Sales Trajectory Decelerating Rapidly
The 22.7% comp in Q1 is a massive outlier compared to historical trends and forward guidance. With Q2 comps guided to decelerate to 7-9%, investors must question if Q1 was artificially inflated by temporary factors (e.g., a specific viral product, early Easter timing) rather than a permanent step-up in baseline demand.
Other KPIs
Accelerating fundamental health. Last year, the company intentionally bloated inventory to front-run tariffs. This quarter, total inventory grew only 15.8% to $813.3M, while sales grew 32.5%. This negative gap between inventory and sales growth is a highly bullish indicator for future markdowns and gross margins.
Accelerating. Up sharply from $132.7 million in 25Q1. Driven entirely by the surge in net income and better working capital dynamics (specifically, a slower build in inventory compared to prior periods). This funded $37.2 million in CapEx and $271.8 million in net investment purchases, leaving the balance sheet bulletproof with $638.9M in cash.
Guidance
Decelerating. The midpoint of $1.19B implies a YoY growth rate of roughly 15.9% (compared to $1.026B in 25Q2). While still robust double-digit growth, it is less than half the 32.5% growth achieved in Q1.
Decelerating aggressively from the 22.7% posted in Q1. This suggests management views Q1's surge as heavily reliant on transient factors or an extremely favorable baseline, adjusting expectations firmly downward for the summer months.

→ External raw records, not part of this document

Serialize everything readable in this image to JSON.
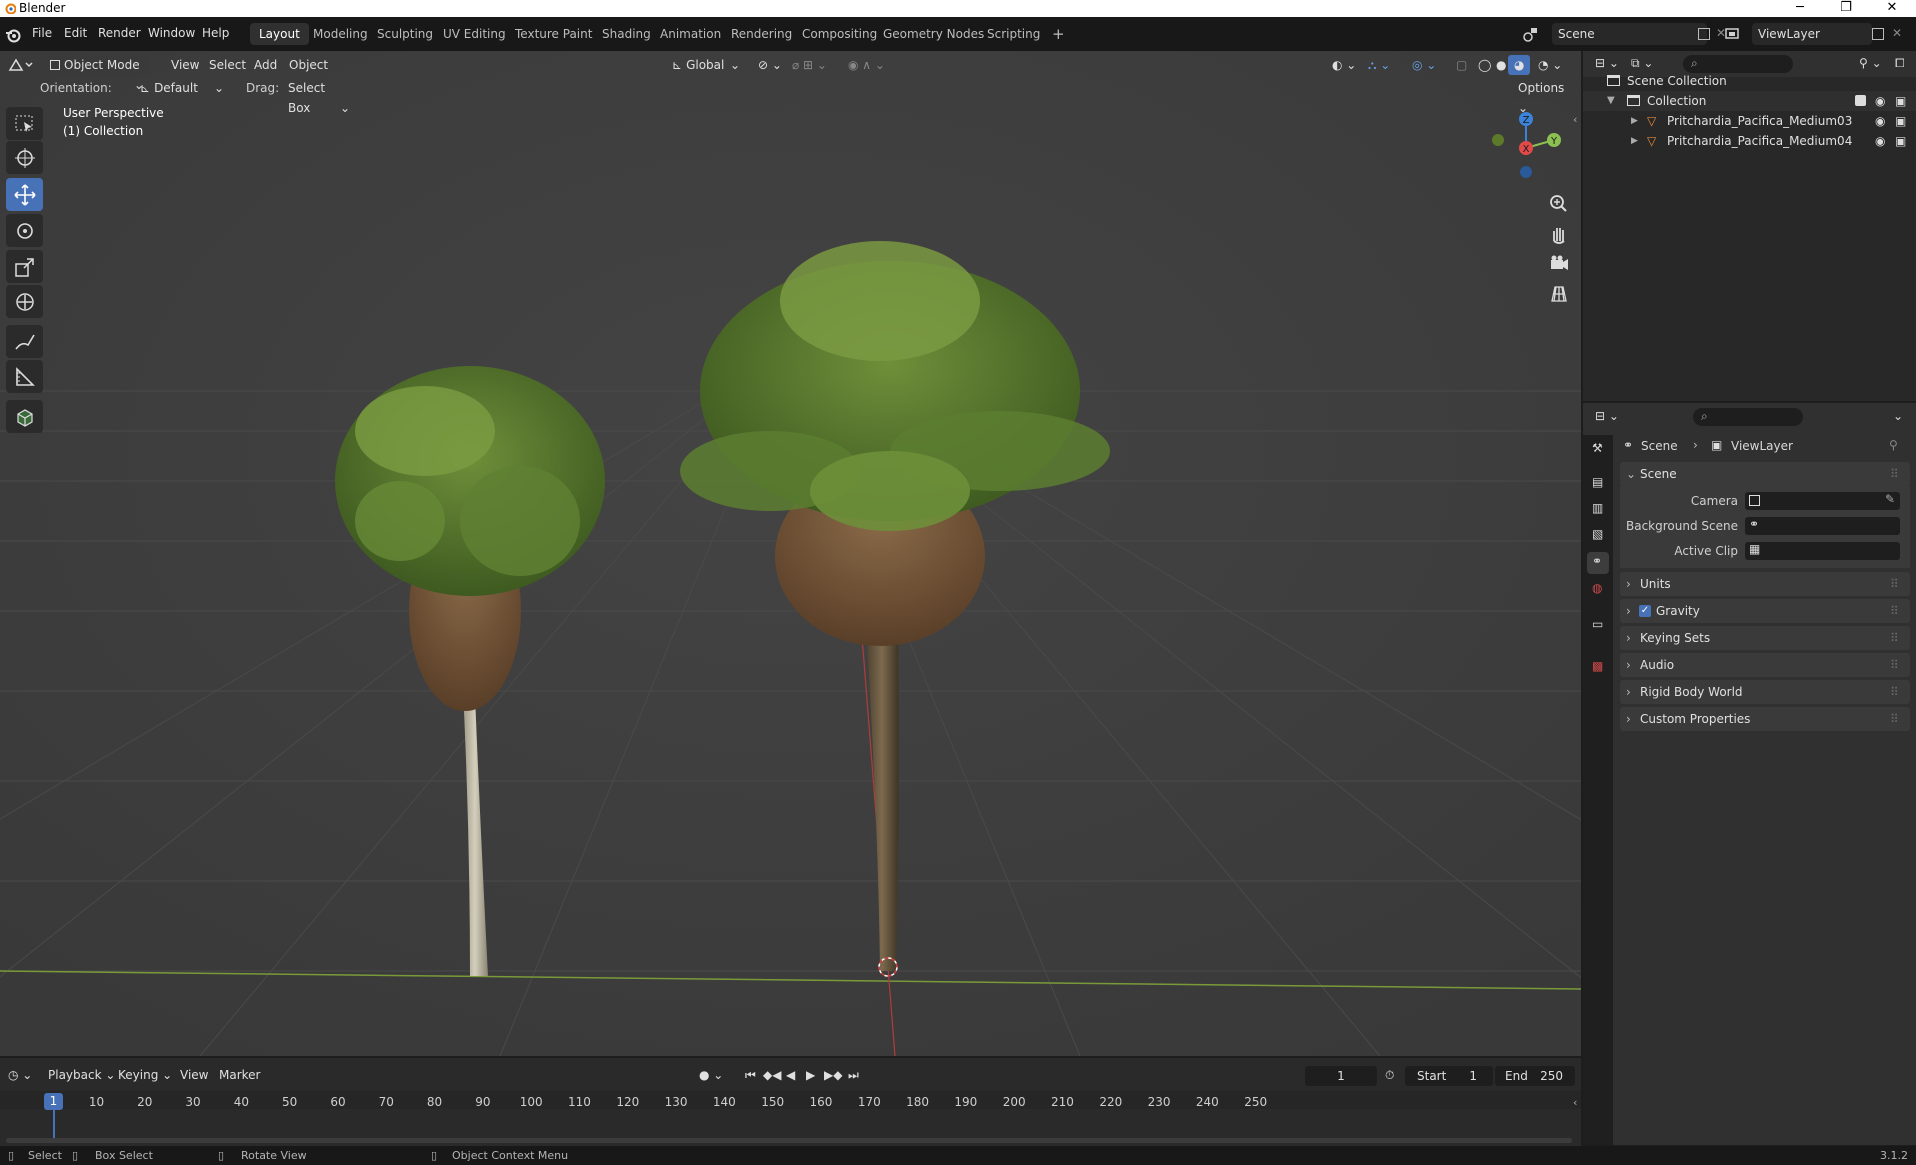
{
  "window": {
    "title": "Blender",
    "minimize": "─",
    "maximize": "❐",
    "close": "✕"
  },
  "menu": {
    "file": "File",
    "edit": "Edit",
    "render": "Render",
    "window": "Window",
    "help": "Help"
  },
  "workspaces": [
    "Layout",
    "Modeling",
    "Sculpting",
    "UV Editing",
    "Texture Paint",
    "Shading",
    "Animation",
    "Rendering",
    "Compositing",
    "Geometry Nodes",
    "Scripting"
  ],
  "add_workspace": "+",
  "scene_selector": {
    "value": "Scene"
  },
  "view_layer_selector": {
    "value": "ViewLayer"
  },
  "viewport": {
    "mode": "Object Mode",
    "menus": {
      "view": "View",
      "select": "Select",
      "add": "Add",
      "object": "Object"
    },
    "transform_orientation": "Global",
    "orientation_label": "Orientation:",
    "orientation_value": "Default",
    "drag_label": "Drag:",
    "drag_value": "Select Box",
    "options": "Options",
    "perspective_text": "User Perspective",
    "collection_text": "(1) Collection",
    "gizmo": {
      "z": "Z",
      "y": "Y",
      "x": "X"
    },
    "colors": {
      "background": "#3d3d3d",
      "x_axis": "#e24a4a",
      "y_axis": "#8cc152",
      "z_axis": "#3b83d8",
      "active_tool": "#4872b8"
    }
  },
  "outliner": {
    "root": "Scene Collection",
    "collection": "Collection",
    "objects": [
      "Pritchardia_Pacifica_Medium03",
      "Pritchardia_Pacifica_Medium04"
    ]
  },
  "properties": {
    "breadcrumb": {
      "scene": "Scene",
      "view_layer": "ViewLayer"
    },
    "scene_panel": {
      "title": "Scene",
      "camera_label": "Camera",
      "background_scene_label": "Background Scene",
      "active_clip_label": "Active Clip"
    },
    "subpanels": [
      "Units",
      "Gravity",
      "Keying Sets",
      "Audio",
      "Rigid Body World",
      "Custom Properties"
    ],
    "gravity_enabled": true
  },
  "timeline": {
    "menus": {
      "playback": "Playback",
      "keying": "Keying",
      "view": "View",
      "marker": "Marker"
    },
    "current_frame": "1",
    "start_label": "Start",
    "start": "1",
    "end_label": "End",
    "end": "250",
    "ticks": [
      "10",
      "20",
      "30",
      "40",
      "50",
      "60",
      "70",
      "80",
      "90",
      "100",
      "110",
      "120",
      "130",
      "140",
      "150",
      "160",
      "170",
      "180",
      "190",
      "200",
      "210",
      "220",
      "230",
      "240",
      "250"
    ],
    "marker_frame": "1"
  },
  "statusbar": {
    "select": "Select",
    "box_select": "Box Select",
    "rotate_view": "Rotate View",
    "context_menu": "Object Context Menu",
    "version": "3.1.2"
  }
}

Accelerating on a full-year basis compared to FY2025 ($6.67 adjusted). The midpoint of $8.85 implies roughly 32% annual earnings growth, indicating that despite Q2's implied margin sequential dip, the full-year profitability structure remains highly elevated compared to the prior year.
Key Questions
Implied Q2 Margin Compression
Your Q2 guidance implies a net margin of roughly 5.6%, down from 9.6% in Q1, despite a relatively small sequential drop in top-line revenue. What are the specific drivers deleveraging the P&L sequentially from Q1 to Q2?
Anatomy of the 22.7% Comp
A 22.7% comp is virtually unprecedented for a mature footprint. How much of this was driven by a single viral merchandising trend (like the squishy dumpling craze last year) versus broad-based, structural traffic improvements?
Tariff Reversion Risk
Guidance explicitly assumes that tariff rates revert to start-of-year levels after July 24. What contingency plans are in place for pricing and gross margin if these elevated rates are extended through the critical Holiday season?
Inventory Strategy
Inventory grew at half the rate of sales in Q1. Are you intentionally running leaner to mitigate markdown risk, or are you struggling to chase inventory fast enough to match this massive 32% sales surge?